Turnaround: Consumers Reduce Video Services Stacking, FAST Adoption Growth Stalls
Turnaround: Consumers Reduce Video Services Stacking, FAST Adoption Growth Stalls
This year has seen consumers begin to reduce the number of video services they use — the first time in the five years that Hub Entertainment Research has been conducting its “Best Bundle” survey.
The results also show a significant drop in the number subscribing to three or more of the “Big 5” paid streaming video-on-demand (SVOD) services, and no significant growth in use of free, ad-supported streaming services (FASTs).
The latest survey finds the average U.S. household now using 6.4 video services — down 14% from a peak of 7.4 in 2022.
The number rose steadily in recent years, starting at 3.7 in 2019 (chart above).
Although the causes for the drop are varied, it is likely that inflation and perceptions about the economy are the primary reasons, according to Hub.
Not surprisingly, the survey found a significant drop in the number of viewers subscribing to traditional cable/satellite TV services (multichannel video programming distributors/MVPDs): down to 55%, from 62% last year.
However, even as the number using streaming only continues to grow — now at 27% — there are still far more still using both traditional (MVPDs or over-the-air) and streaming sources (63%).
Use of virtual, streaming-only vMVPDs is flat, at about 17%.
But the survey also found a decline in the number subscribing to at least one SVOD: Down to 82% this year, from 89% in 2022.

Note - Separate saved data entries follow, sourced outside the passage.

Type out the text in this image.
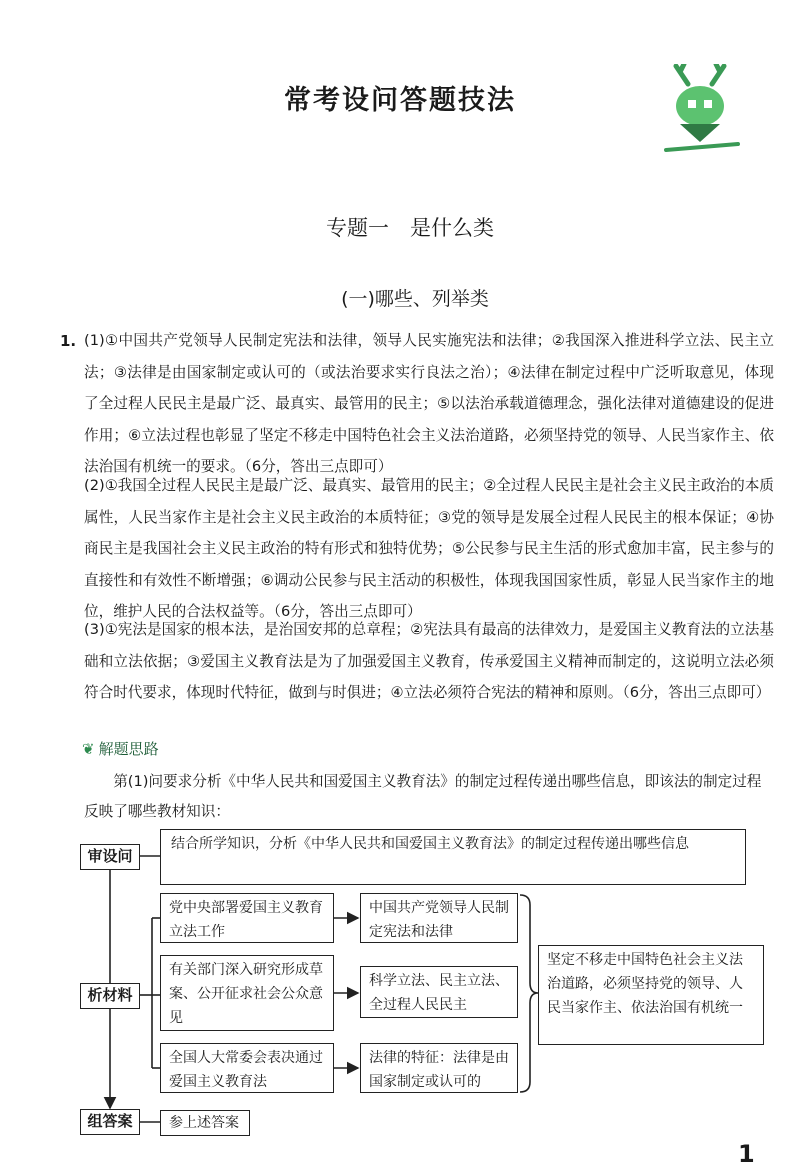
常考设问答题技法
专题一　是什么类
(一)哪些、列举类
1. (1)①中国共产党领导人民制定宪法和法律，领导人民实施宪法和法律；②我国深入推进科学立法、民主立法；③法律是由国家制定或认可的（或法治要求实行良法之治）；④法律在制定过程中广泛听取意见，体现了全过程人民民主是最广泛、最真实、最管用的民主；⑤以法治承载道德理念，强化法律对道德建设的促进作用；⑥立法过程也彰显了坚定不移走中国特色社会主义法治道路，必须坚持党的领导、人民当家作主、依法治国有机统一的要求。（6分，答出三点即可）

(2)①我国全过程人民民主是最广泛、最真实、最管用的民主；②全过程人民民主是社会主义民主政治的本质属性，人民当家作主是社会主义民主政治的本质特征；③党的领导是发展全过程人民民主的根本保证；④协商民主是我国社会主义民主政治的特有形式和独特优势；⑤公民参与民主生活的形式愈加丰富，民主参与的直接性和有效性不断增强；⑥调动公民参与民主活动的积极性，体现我国国家性质，彰显人民当家作主的地位，维护人民的合法权益等。（6分，答出三点即可）

(3)①宪法是国家的根本法，是治国安邦的总章程；②宪法具有最高的法律效力，是爱国主义教育法的立法基础和立法依据；③爱国主义教育法是为了加强爱国主义教育，传承爱国主义精神而制定的，这说明立法必须符合时代要求，体现时代特征，做到与时俱进；④立法必须符合宪法的精神和原则。（6分，答出三点即可）

❦ 解题思路
第(1)问要求分析《中华人民共和国爱国主义教育法》的制定过程传递出哪些信息，即该法的制定过程反映了哪些教材知识：
审设问
析材料
组答案
结合所学知识，分析《中华人民共和国爱国主义教育法》的制定过程传递出哪些信息
党中央部署爱国主义教育立法工作
有关部门深入研究形成草案、公开征求社会公众意见
全国人大常委会表决通过爱国主义教育法
中国共产党领导人民制定宪法和法律
科学立法、民主立法、全过程人民民主
法律的特征：法律是由国家制定或认可的
坚定不移走中国特色社会主义法治道路，必须坚持党的领导、人民当家作主、依法治国有机统一
参上述答案
1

Reinforcing the “de-stacking” finding, significantly fewer viewers report currently having paid subscriptions to three or more of the “Big 5” SVODs (Netflix, Hulu, Amazon, HBO Max or Disney+): down to 42%, from 50% in 2022.
More than a quarter (27%) of viewers indicated that they expect to sign up for at least one new subscription in the next six months. That’s up from 21% in 2021, but down from 33% in 2022.

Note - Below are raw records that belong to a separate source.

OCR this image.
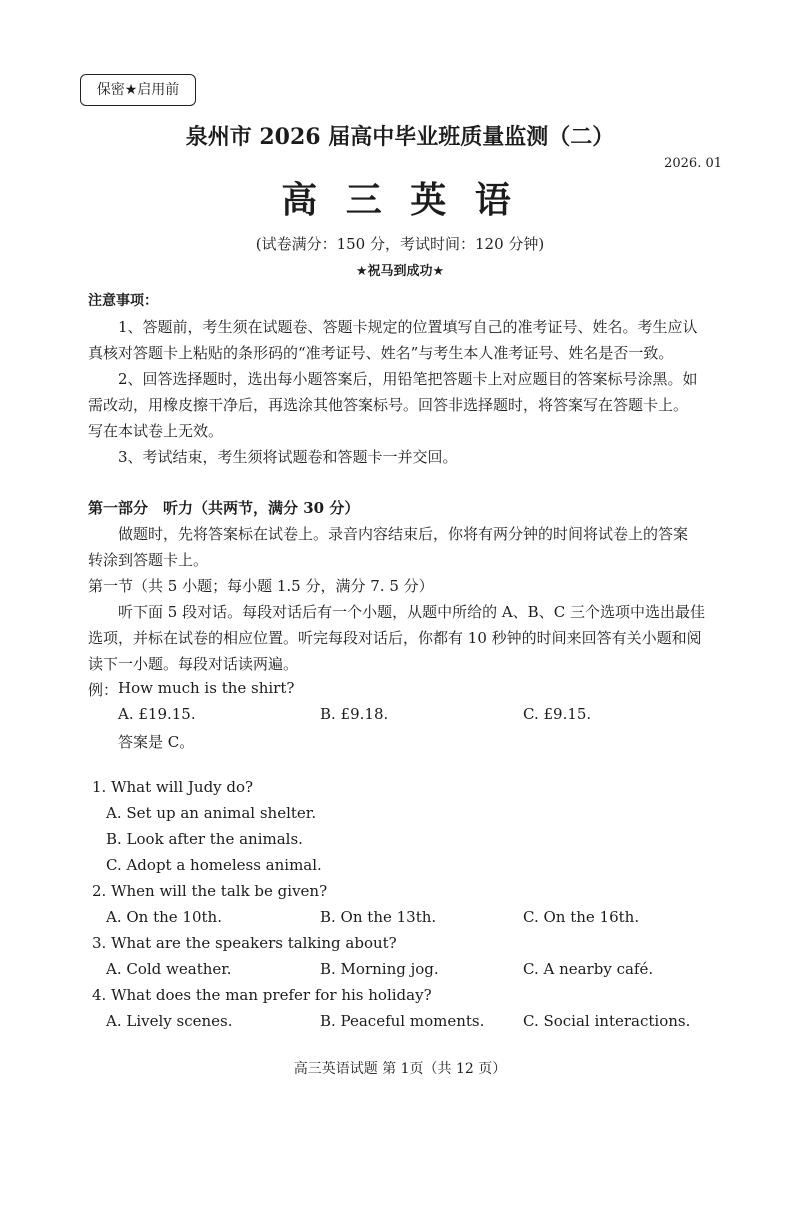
保密★启用前
泉州市 2026 届高中毕业班质量监测（二）
2026. 01
高 三 英 语
(试卷满分：150 分，考试时间：120 分钟)
★祝马到成功★
注意事项：
1、答题前，考生须在试题卷、答题卡规定的位置填写自己的准考证号、姓名。考生应认
真核对答题卡上粘贴的条形码的“准考证号、姓名”与考生本人准考证号、姓名是否一致。
2、回答选择题时，选出每小题答案后，用铅笔把答题卡上对应题目的答案标号涂黑。如
需改动，用橡皮擦干净后，再选涂其他答案标号。回答非选择题时，将答案写在答题卡上。
写在本试卷上无效。
3、考试结束，考生须将试题卷和答题卡一并交回。
第一部分　听力（共两节，满分 30 分）
做题时，先将答案标在试卷上。录音内容结束后，你将有两分钟的时间将试卷上的答案
转涂到答题卡上。
第一节（共 5 小题；每小题 1.5 分，满分 7. 5 分）
听下面 5 段对话。每段对话后有一个小题，从题中所给的 A、B、C 三个选项中选出最佳
选项，并标在试卷的相应位置。听完每段对话后，你都有 10 秒钟的时间来回答有关小题和阅
读下一小题。每段对话读两遍。
例： How much is the shirt?
A. £19.15.	B. £9.18.	C. £9.15.
答案是 C。
1. What will Judy do?
A. Set up an animal shelter.
B. Look after the animals.
C. Adopt a homeless animal.
2. When will the talk be given?
A. On the 10th.	B. On the 13th.	C. On the 16th.
3. What are the speakers talking about?
A. Cold weather.	B. Morning jog.	C. A nearby café.
4. What does the man prefer for his holiday?
A. Lively scenes.	B. Peaceful moments.	C. Social interactions.
高三英语试题 第 1页（共 12 页）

As for FASTs, user saturation was unchanged from last year, at 57% (no statistically significant difference with 2022’s 58%). Hub describes this as “maintaining momentum,” but given the strong user growth numbers being reported by leading FASTs and consumer cutbacks in discretionary purchases in the face of inflation, the lack of growth in this free entertainment format as reported in this survey seems surprising.

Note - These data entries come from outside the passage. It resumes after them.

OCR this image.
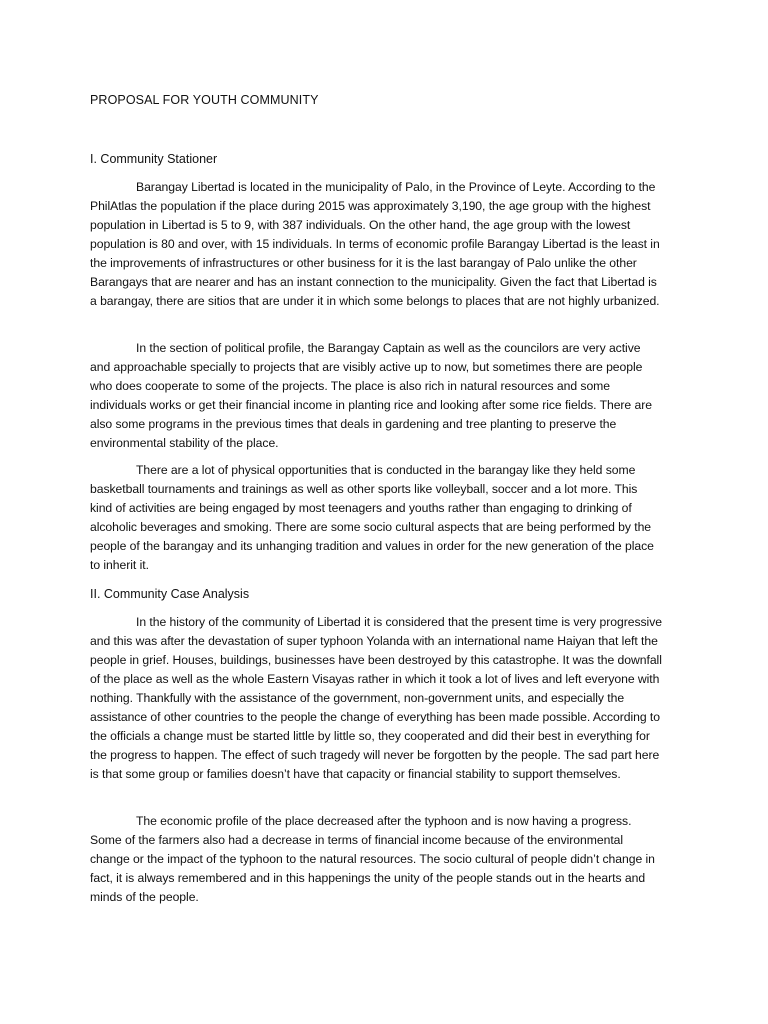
PROPOSAL FOR YOUTH COMMUNITY
I. Community Stationer

Barangay Libertad is located in the municipality of Palo, in the Province of Leyte. According to the PhilAtlas the population if the place during 2015 was approximately 3,190, the age group with the highest population in Libertad is 5 to 9, with 387 individuals. On the other hand, the age group with the lowest population is 80 and over, with 15 individuals. In terms of economic profile Barangay Libertad is the least in the improvements of infrastructures or other business for it is the last barangay of Palo unlike the other Barangays that are nearer and has an instant connection to the municipality. Given the fact that Libertad is a barangay, there are sitios that are under it in which some belongs to places that are not highly urbanized.

In the section of political profile, the Barangay Captain as well as the councilors are very active and approachable specially to projects that are visibly active up to now, but sometimes there are people who does cooperate to some of the projects. The place is also rich in natural resources and some individuals works or get their financial income in planting rice and looking after some rice fields. There are also some programs in the previous times that deals in gardening and tree planting to preserve the environmental stability of the place.

There are a lot of physical opportunities that is conducted in the barangay like they held some basketball tournaments and trainings as well as other sports like volleyball, soccer and a lot more. This kind of activities are being engaged by most teenagers and youths rather than engaging to drinking of alcoholic beverages and smoking. There are some socio cultural aspects that are being performed by the people of the barangay and its unhanging tradition and values in order for the new generation of the place to inherit it.

II. Community Case Analysis

In the history of the community of Libertad it is considered that the present time is very progressive and this was after the devastation of super typhoon Yolanda with an international name Haiyan that left the people in grief. Houses, buildings, businesses have been destroyed by this catastrophe. It was the downfall of the place as well as the whole Eastern Visayas rather in which it took a lot of lives and left everyone with nothing. Thankfully with the assistance of the government, non-government units, and especially the assistance of other countries to the people the change of everything has been made possible. According to the officials a change must be started little by little so, they cooperated and did their best in everything for the progress to happen. The effect of such tragedy will never be forgotten by the people. The sad part here is that some group or families doesn’t have that capacity or financial stability to support themselves.

The economic profile of the place decreased after the typhoon and is now having a progress. Some of the farmers also had a decrease in terms of financial income because of the environmental change or the impact of the typhoon to the natural resources. The socio cultural of people didn’t change in fact, it is always remembered and in this happenings the unity of the people stands out in the hearts and minds of the people.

More than a quarter (27%) of viewers indicated that they expect to sign up for at least one new subscription in the next six months. That’s up from 21% in 2021, but down from 33% in 2022.
“Booms don’t last forever, and inflation and economic worries may have finally slowed the roll of consumers looking to stack traditional and streaming subscription TV services,” said David Tice, senior consultant to Hub and co-author of the study.
For the report, Hub surveyed 1,603 consumers with broadband, ages 16 to 74, who watch at least one hour of TV per week. The survey was fielded in March/April 2023.